やがてフランクは,脳裏に浮かぶ女性がアンディの妻ナターシャらしいことを知ります。フランクの記憶では彼とナターシャは愛し合っていますが,アンディによるとフランクは妻につきまとうストーカーで,妻を連れ出してどこかに監禁していることになっています。やがてロッジに到着しますが,そこは血の海で死体が転がっています。そしてフランクの記憶が蘇り,恐るべき真相が・・・という映画です。
登場人物が二人しかいなくて,しかもそのうちの一人が記憶喪失というのは,「なんでもあり」というか作り手側が好き勝手できる設定です。つまり,記憶喪失でない方の一人が嘘を言っているか本当を言っているかの二つしか選択肢はないので,最後の最後に「真相はこうだったんだよ」って謎解きをすればいいだけなんですよ。要するに,最後まで二人のうちのどちらが犯人か,どっちにもとれるような「伏線的画像とセリフ」を適当に入れておいて,ラスト1分で「実は犯人はお前だ」とすればいいんですから楽なもんです。

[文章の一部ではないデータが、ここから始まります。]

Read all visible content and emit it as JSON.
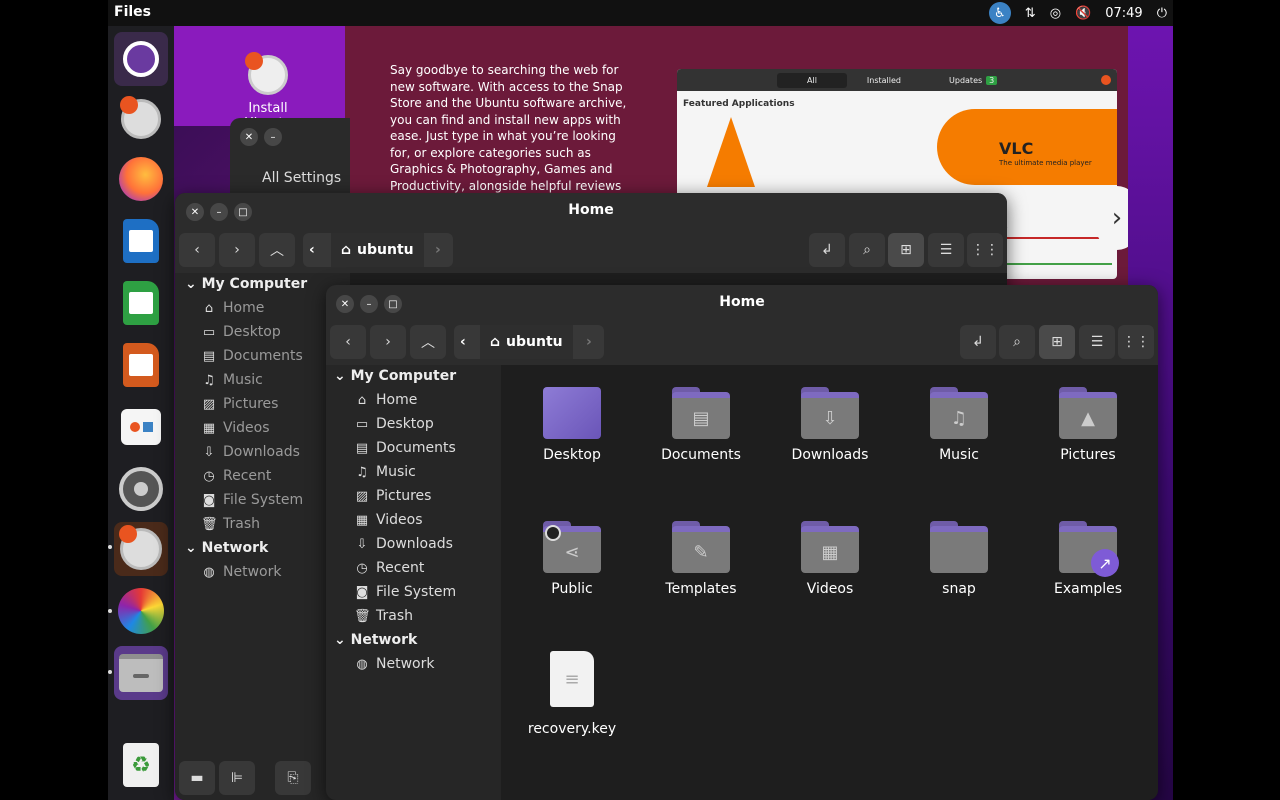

この映画の場合も同じで,殺人犯はアンディかフランクのどちらかしかいません。もちろん真相を知っているのはアンディですから,観客側はアンディのちょっとした所作とかセリフを手がかりに真相を推理しながら見ることになるんですが,そういう意味での「推理に役に立つ伏線」が全くないんですよ・・・この映画には。オイオイ,それはないだろうと思っちゃいますね。

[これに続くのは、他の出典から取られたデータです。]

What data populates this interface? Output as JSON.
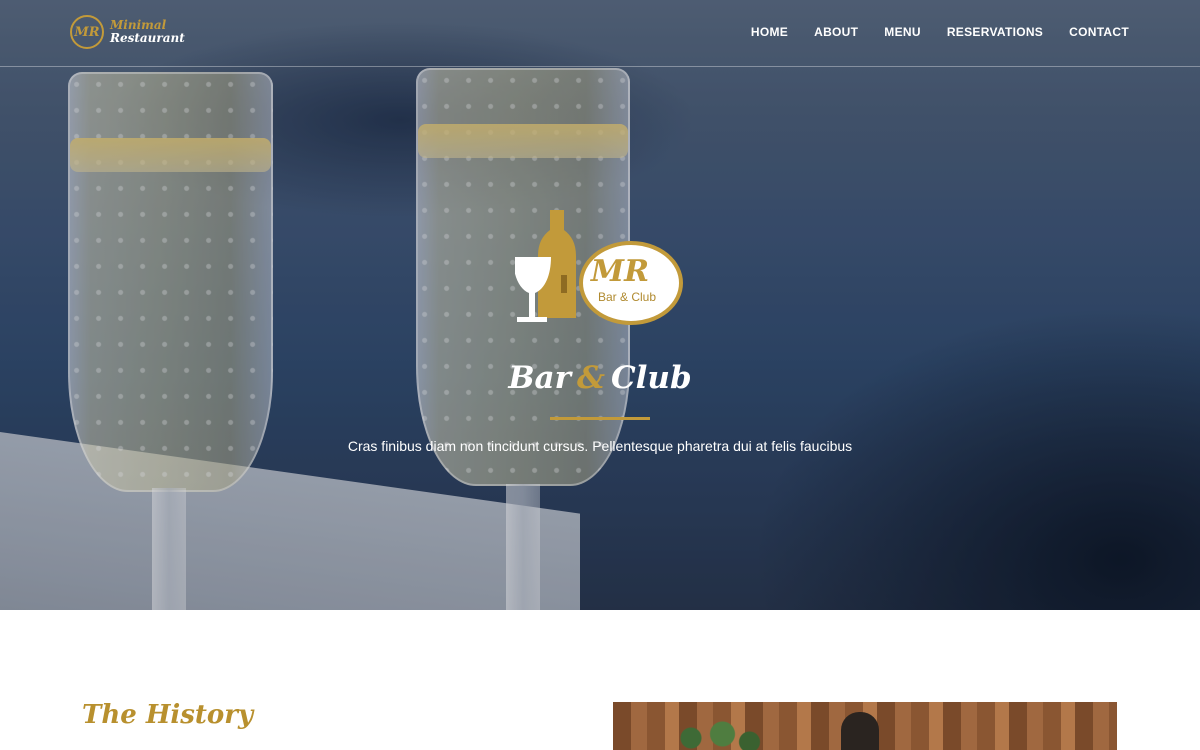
{
  "brand": {
    "mark": "MR",
    "line1": "Minimal",
    "line2": "Restaurant"
  },
  "nav": {
    "items": [
      {
        "label": "HOME"
      },
      {
        "label": "ABOUT"
      },
      {
        "label": "MENU"
      },
      {
        "label": "RESERVATIONS"
      },
      {
        "label": "CONTACT"
      }
    ]
  },
  "hero": {
    "logo": {
      "monogram": "MR",
      "subtitle": "Bar & Club"
    },
    "title": {
      "part1": "Bar",
      "amp": "&",
      "part2": "Club"
    },
    "tagline": "Cras finibus diam non tincidunt cursus. Pellentesque pharetra dui at felis faucibus"
  },
  "history": {
    "heading": "The History"
  },
  "colors": {
    "accent": "#c29a3a",
    "heading": "#b8902e",
    "text_light": "#ffffff"
  },
  "icons": {
    "brand": "restaurant-monogram-icon",
    "hero_logo": "wine-glass-bottle-logo-icon"
  }
}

「フランクが覚えているナターシャとの記憶映像」はくり返し流れますが,何度も繰り返されるため,見ている方も「これってもしかしたら,フランクの記憶ってバイアスがかかっているのかも」と気がついてしまうだけの効果しかありません。このあたりの作り方は下手というか,もうちょっと工夫しろよと言いたくなります。少なくとも,もうちょっとサービス精神があってもよかったと思いますね。
この映画は「記憶喪失の男がすこしずつ記憶を取り戻していって,真相に近づいていく」というよくあるものですが,何しろ「取り戻した記憶は本当に正確なのか?」ということに何の保証もないんですね。だから「何でもあり」になってしまいますが,これは作り手側にとっては諸刃の刃です。「何でもできる」ことに寄りかかってしまうほど,説得力が失われるからです。
この映画はまさにそういう「悪い見本」です。このあたりがわかっている監督なら,取り戻した記憶が正しいかどうかをいろいろな状況証拠で提示していき,最後に「真相はこれしかない」というところに持っていくのですが,この映画の監督はそういう配慮を一切していません。だからこの映画は駄目なのです。
悲しいことに,この映画についてはこれしか書くことが見つかりません。そんな映画でございました。